中央社会保険医療協議会(中医協)総会は2月13日、中外製薬のデュシェンヌ型筋ジストロフィー向け遺伝子治療薬「エレビジス点滴静注」(一般名・デランジストロゲン モキセパルボベク)の薬価収載を了承した。収載は20日。薬価は原価計算方式で算定され、1患者あたり3億497万2042円となった。
同薬は希少疾病用再生医療等製品に指定されており、薬価算定では市場性加算I(10%)がついた。しかし、原価の開示度によって加算係数はゼロとなり、価格の上乗せは行われなかった。ピーク時(発売2年度)に年間投与患者37人、年間販売額113億円を予測している。

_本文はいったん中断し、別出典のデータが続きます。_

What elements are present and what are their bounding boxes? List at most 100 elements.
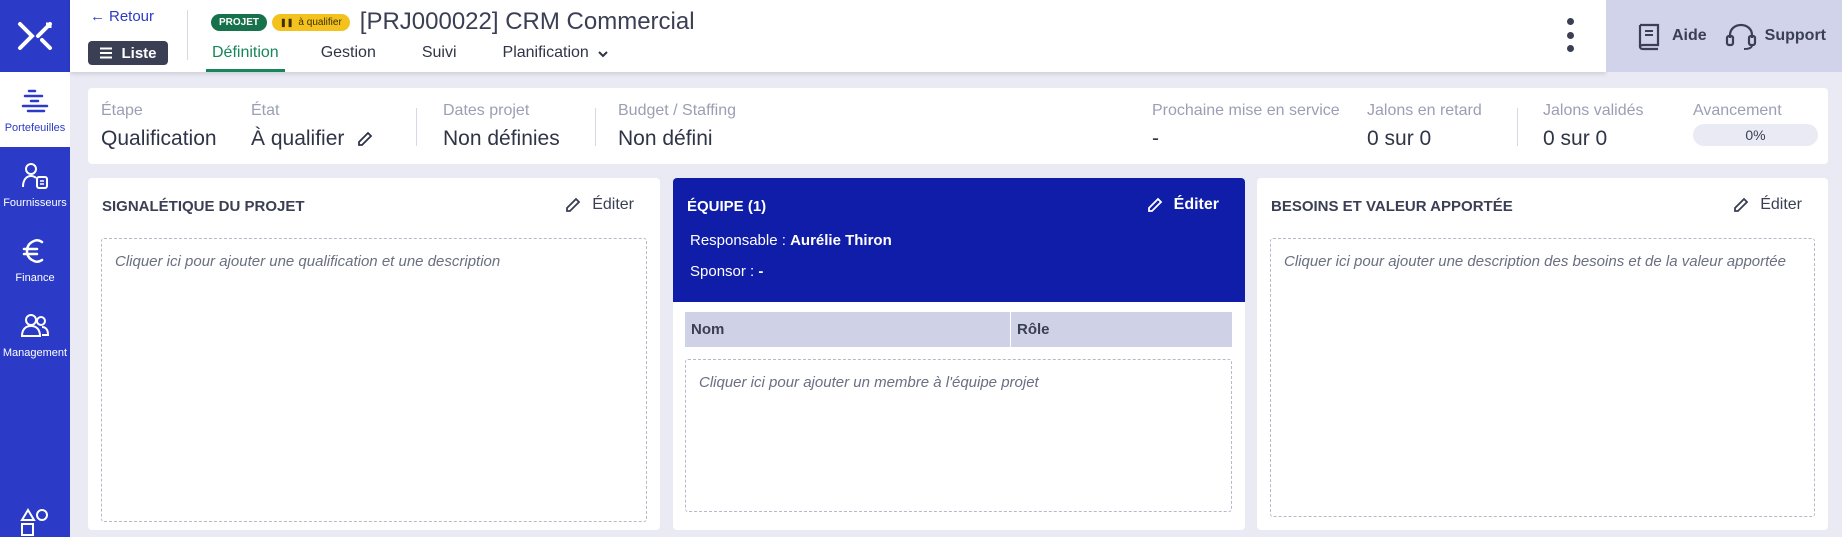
stat-label: Jalons validés — [1543, 102, 1644, 119]
edit-signaletique-button[interactable]: Éditer — [564, 196, 634, 214]
column-header-role[interactable]: Rôle — [1011, 312, 1050, 347]
stat-label: État — [251, 102, 280, 119]
sidebar-item-label: Fournisseurs — [3, 196, 67, 209]
chevron-down-icon — [598, 51, 608, 58]
sidebar-item-label: Finance — [15, 271, 55, 284]
back-label: Retour — [109, 8, 155, 25]
divider — [1517, 108, 1518, 146]
edit-label: Éditer — [1760, 196, 1802, 213]
help-area: Aide Support — [1606, 0, 1842, 72]
pencil-icon[interactable] — [356, 130, 374, 148]
responsable-value: Aurélie Thiron — [790, 232, 892, 249]
tab-label: Gestion — [320, 44, 376, 61]
stat-jalons-valides: Jalons validés 0 sur 0 — [1543, 102, 1644, 151]
people-icon — [20, 313, 50, 337]
stat-label: Avancement — [1693, 102, 1782, 119]
project-summary: Étape Qualification État À qualifier Dat… — [88, 88, 1828, 164]
support-button[interactable]: Support — [1725, 21, 1826, 51]
stat-label: Budget / Staffing — [618, 102, 737, 119]
header-divider — [187, 10, 188, 60]
page-title: [PRJ000022] CRM Commercial — [359, 8, 695, 35]
pause-icon: ❚❚ — [280, 17, 294, 27]
responsable-line: Responsable : Aurélie Thiron — [690, 232, 892, 249]
help-label: Aide — [1672, 27, 1707, 44]
list-label: Liste — [121, 44, 157, 62]
pencil-icon — [1734, 197, 1749, 212]
kebab-dot — [1566, 45, 1574, 52]
stat-mise-en-service: Prochaine mise en service - — [1152, 102, 1340, 151]
edit-equipe-button[interactable]: Éditer — [1146, 196, 1219, 214]
stat-value: À qualifier — [251, 127, 345, 150]
tab-definition[interactable]: Définition — [206, 38, 285, 72]
progress-bar: 0% — [1693, 124, 1818, 146]
add-member-placeholder[interactable]: Cliquer ici pour ajouter un membre à l'é… — [685, 359, 1232, 512]
project-heading: PROJET ❚❚ à qualifier [PRJ000022] CRM Co… — [211, 8, 695, 36]
book-icon — [1638, 23, 1660, 51]
kebab-dot — [1566, 18, 1574, 25]
signaletique-card: SIGNALÉTIQUE DU PROJET Éditer Cliquer ic… — [88, 178, 660, 530]
logo-icon — [18, 22, 52, 50]
tab-label: Suivi — [421, 44, 457, 61]
tab-gestion[interactable]: Gestion — [321, 38, 376, 72]
menu-icon — [100, 47, 113, 59]
shapes-icon — [20, 508, 48, 536]
tab-suivi[interactable]: Suivi — [422, 38, 457, 72]
progress-value: 0% — [1745, 127, 1766, 143]
stat-value: - — [1152, 127, 1159, 150]
sidebar-item-label: Management — [2, 346, 68, 359]
edit-label: Éditer — [1173, 196, 1219, 213]
divider — [595, 108, 596, 146]
responsable-label: Responsable : — [690, 232, 786, 249]
besoins-placeholder[interactable]: Cliquer ici pour ajouter une description… — [1270, 238, 1815, 517]
team-header: ÉQUIPE (1) Éditer Responsable : Aurélie … — [673, 178, 1245, 302]
sponsor-line: Sponsor : - — [690, 263, 763, 280]
sidebar-more-item[interactable] — [0, 507, 70, 537]
kebab-dot — [1566, 31, 1574, 39]
stat-value: Non défini — [618, 127, 713, 150]
stat-label: Étape — [101, 102, 143, 119]
stat-value: Qualification — [101, 127, 217, 150]
stat-dates: Dates projet Non définies — [443, 102, 560, 151]
sidebar-item-portefeuilles[interactable]: Portefeuilles — [0, 72, 70, 147]
euro-icon — [22, 238, 44, 263]
column-header-nom[interactable]: Nom — [685, 312, 1011, 347]
sidebar-item-management[interactable]: Management — [0, 297, 70, 372]
divider — [416, 108, 417, 146]
card-title: ÉQUIPE (1) — [687, 198, 767, 215]
stat-etape: Étape Qualification — [101, 102, 217, 151]
stat-label: Dates projet — [443, 102, 530, 119]
arrow-left-icon: ← — [90, 8, 105, 25]
edit-besoins-button[interactable]: Éditer — [1732, 196, 1802, 214]
stat-label: Jalons en retard — [1367, 102, 1482, 119]
tab-label: Planification — [502, 44, 589, 61]
tab-label: Définition — [212, 44, 279, 61]
suppliers-icon — [22, 162, 48, 189]
stat-budget: Budget / Staffing Non défini — [618, 102, 736, 151]
stat-jalons-retard: Jalons en retard 0 sur 0 — [1367, 102, 1482, 151]
pencil-icon — [1147, 197, 1162, 212]
more-options-button[interactable] — [1566, 18, 1574, 52]
sidebar-item-fournisseurs[interactable]: Fournisseurs — [0, 147, 70, 222]
sponsor-value: - — [758, 263, 764, 280]
app-logo[interactable] — [0, 0, 70, 72]
portfolio-icon — [21, 89, 49, 112]
stat-avancement: Avancement 0% — [1693, 102, 1818, 146]
description-placeholder[interactable]: Cliquer ici pour ajouter une qualificati… — [101, 238, 647, 522]
besoins-card: BESOINS ET VALEUR APPORTÉE Éditer Clique… — [1257, 178, 1828, 530]
help-button[interactable]: Aide — [1634, 21, 1707, 51]
support-label: Support — [1764, 27, 1826, 44]
stat-value: 0 sur 0 — [1367, 127, 1432, 150]
type-badge: PROJET — [211, 13, 268, 31]
sponsor-label: Sponsor : — [690, 263, 755, 280]
card-title: BESOINS ET VALEUR APPORTÉE — [1271, 198, 1513, 215]
pencil-icon — [566, 197, 581, 212]
tab-planification[interactable]: Planification — [503, 38, 609, 72]
team-table-header: Nom Rôle — [685, 312, 1232, 347]
back-link[interactable]: ← Retour — [90, 8, 154, 25]
sidebar-item-label: Portefeuilles — [4, 121, 66, 134]
stat-value-row: À qualifier — [251, 127, 374, 151]
tab-bar: Définition Gestion Suivi Planification — [206, 38, 655, 72]
list-button[interactable]: Liste — [88, 41, 168, 65]
sidebar-item-finance[interactable]: Finance — [0, 222, 70, 297]
sidebar: Portefeuilles Fournisseurs Finance Manag… — [0, 0, 70, 537]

エレビジスは、マイクロジストロフィンタンパク質を発現する遺伝子を搭載したアデノ随伴ウイルスベクター製剤。▽抗AAVrh74抗体が陰性▽歩行可能▽3歳以上8歳未満――のすべてを満たす患者が対象となる。投与は単回で、再投与は行わない。
日本では2025年5月に条件・期限付き承認を取得。その後、海外で同薬を投与された歩行不能な患者2人が急性肝不全で死亡したことが報告され、保険適用の議論が中断された。中外は添付文書の改訂など安全対策を行い、これを受けて中医協は保険収載の手続きを進めることを了承した。